An ancient night in long ago December
loomed across the forest like a fog,
and dinosaurs of every size and color
shivered under frozen leaf and log.
The winter sapped the animals of strength,
and each despaired of ever being warm;
but hope was struck by lightning in the distance
from a Late Cretaceous thunderstorm.
A flame was spotted in the eastern mountains,
pulsing with a lively orange glow,
yet none would dare approach the peaks, except
the fire thief, her feathers white as snow.
She told the prehistoric animals
that huddled in the icy forest trees,
“Prepare a pit to hold the distant fire;
I’ll bring it back to heat our homes with ease!”
As Pyroraptor journeyed through the woods
she left her footprints in the snow beneath,
and clutched a sturdy branch of verdant holly
tightly with her fierce, determined teeth.
She deftly climbed the distant mountain slopes
with claws for gripping, movements sure and quick,
while leaping up between the snow-capped rocks
in search of fire to light the holly stick.
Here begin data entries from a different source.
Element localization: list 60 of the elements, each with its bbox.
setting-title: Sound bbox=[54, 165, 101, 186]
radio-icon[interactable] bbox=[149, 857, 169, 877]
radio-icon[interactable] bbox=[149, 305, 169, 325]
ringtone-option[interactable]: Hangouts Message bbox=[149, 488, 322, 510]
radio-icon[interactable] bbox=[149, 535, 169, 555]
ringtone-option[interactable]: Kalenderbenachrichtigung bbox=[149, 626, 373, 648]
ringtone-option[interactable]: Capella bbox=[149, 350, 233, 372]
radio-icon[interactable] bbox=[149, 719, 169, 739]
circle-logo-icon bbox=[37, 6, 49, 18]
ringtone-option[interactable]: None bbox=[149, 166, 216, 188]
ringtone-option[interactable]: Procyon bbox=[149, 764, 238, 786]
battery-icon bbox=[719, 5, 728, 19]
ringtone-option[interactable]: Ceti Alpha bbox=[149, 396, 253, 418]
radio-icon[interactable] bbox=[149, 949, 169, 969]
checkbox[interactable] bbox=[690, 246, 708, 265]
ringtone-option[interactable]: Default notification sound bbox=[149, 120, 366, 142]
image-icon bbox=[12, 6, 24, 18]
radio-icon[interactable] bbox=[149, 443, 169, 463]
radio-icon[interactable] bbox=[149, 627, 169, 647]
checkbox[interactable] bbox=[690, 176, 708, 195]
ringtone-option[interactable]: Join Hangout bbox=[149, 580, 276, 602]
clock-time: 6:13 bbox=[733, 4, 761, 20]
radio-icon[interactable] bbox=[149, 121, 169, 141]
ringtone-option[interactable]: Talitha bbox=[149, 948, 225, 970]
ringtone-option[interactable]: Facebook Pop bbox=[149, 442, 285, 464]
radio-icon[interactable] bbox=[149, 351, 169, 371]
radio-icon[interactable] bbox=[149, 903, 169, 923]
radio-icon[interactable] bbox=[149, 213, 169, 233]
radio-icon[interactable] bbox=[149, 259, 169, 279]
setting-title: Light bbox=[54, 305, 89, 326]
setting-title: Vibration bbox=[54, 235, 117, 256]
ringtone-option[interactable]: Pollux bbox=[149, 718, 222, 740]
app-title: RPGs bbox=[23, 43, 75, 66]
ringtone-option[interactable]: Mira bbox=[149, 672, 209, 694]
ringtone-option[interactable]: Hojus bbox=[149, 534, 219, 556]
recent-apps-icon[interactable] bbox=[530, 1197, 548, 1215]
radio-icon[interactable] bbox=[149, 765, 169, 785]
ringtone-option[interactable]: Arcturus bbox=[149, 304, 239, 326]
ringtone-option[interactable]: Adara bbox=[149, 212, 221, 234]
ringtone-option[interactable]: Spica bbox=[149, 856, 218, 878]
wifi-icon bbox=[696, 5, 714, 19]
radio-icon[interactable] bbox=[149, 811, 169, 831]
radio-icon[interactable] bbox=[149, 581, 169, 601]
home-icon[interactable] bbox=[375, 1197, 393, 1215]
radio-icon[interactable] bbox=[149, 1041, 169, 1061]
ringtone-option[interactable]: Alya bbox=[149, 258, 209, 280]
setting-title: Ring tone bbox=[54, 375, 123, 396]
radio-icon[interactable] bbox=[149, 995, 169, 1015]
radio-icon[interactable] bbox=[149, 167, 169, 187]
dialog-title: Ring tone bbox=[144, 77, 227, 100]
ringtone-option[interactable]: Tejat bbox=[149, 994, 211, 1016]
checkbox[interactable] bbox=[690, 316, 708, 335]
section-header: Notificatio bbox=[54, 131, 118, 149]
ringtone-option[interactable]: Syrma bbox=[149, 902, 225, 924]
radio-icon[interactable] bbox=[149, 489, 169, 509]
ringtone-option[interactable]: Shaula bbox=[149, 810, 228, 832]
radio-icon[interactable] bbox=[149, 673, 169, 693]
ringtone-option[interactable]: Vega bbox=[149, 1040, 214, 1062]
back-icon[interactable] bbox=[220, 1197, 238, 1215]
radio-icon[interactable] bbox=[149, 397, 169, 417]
The promised flames were near extinguished from
the mountain’s only westward facing slope,
but embers from a patch of withered branches
offered Pyroraptor’s greatest hope.
“Alas,” the little fire thief declared,
“I’ve climbed too far and traveled much too high:
although my legs may speed me to my friends,
the branch will be consumed if I should try.”
She set the verdant holly branch aside
and looked around the mountain in dismay,
when lucky chance revealed a hollowed trunk
which, with a push, might make a decent sleigh.
Of course our Pyroraptor knew the risk,
but just as well she had compelling reason;
and so determined that she had no choice,
except to do her best to save the season.
So Pyroraptor took her holly branch
to stick it swiftly in the glowing coals,
and when the branch was fully lit, she leaped
into the crude toboggan’s dugout holes.
Down and down the trunk was sliding soon,
with Pyroraptor riding in the front,
the flaming brand of holly held aloft
in triumph for this daring downhill stunt.
And in the woods, the fire pit was dug
by Iguanodons and other dinosaurs,
while tinder, sticks, and grass were fetched for fuel
by smaller mammals, birds, and pterosaurs.
The storm grew worse, and many animals
fell into deep depression and despair -
but gazing out toward the eastern mountains,
a watchful Martinavis took the air.
Afar he spied a speeding orange glow,
and burst into a loud and hopeful song:
“the fire thief is coming down the mountain,
the fire thief will shortly be along!”
And shortly, Pyroraptor’s makeshift sleigh
was sliding fast toward its destination,
weaving nimbly ‘tween the pines and firs
to bring the forest creatures their salvation.
The log slowed down, and Pyroraptor sprang
to bring on foot her precious holly torch,
and reached the forest clearing none too soon -
the feathers on her snout were being scorched!
“Hurry Pyroraptor!” cried the bird
that saw the sleigh approaching from the hills,
“the pit is dug, the pile of wood is ready,
so throw the torch and save us from these chills!”
The holly branch was up in roaring flame,
and Pyroraptor gave a mighty throw -
the logs and tinder soon were burning, while
the hero cooled her feathers in the snow.
Though all about the northern winds were fiercely
blowing ice and snow across the land,
the flame from Pyroraptor’s log of holly
warmed the forest creatures as she’d planned.
The Hadrosaurs made merry trumpet calls
while squads of Spinolestes jumped and danced,
And every creature hailed the fire thief
with jolly wreaths of green coniferous plants.
They wassailed through the dark and ancient night
for Pyroraptor and her glorious deed,
and woke a sleeping hive of Melittosphex,
begging honey for a brew of mead.
So Pyroraptor and her forest neighbors
passed the winter happy, safe, and warm;
the days grew long, another year began,
a spring devoid of prehistoric storms.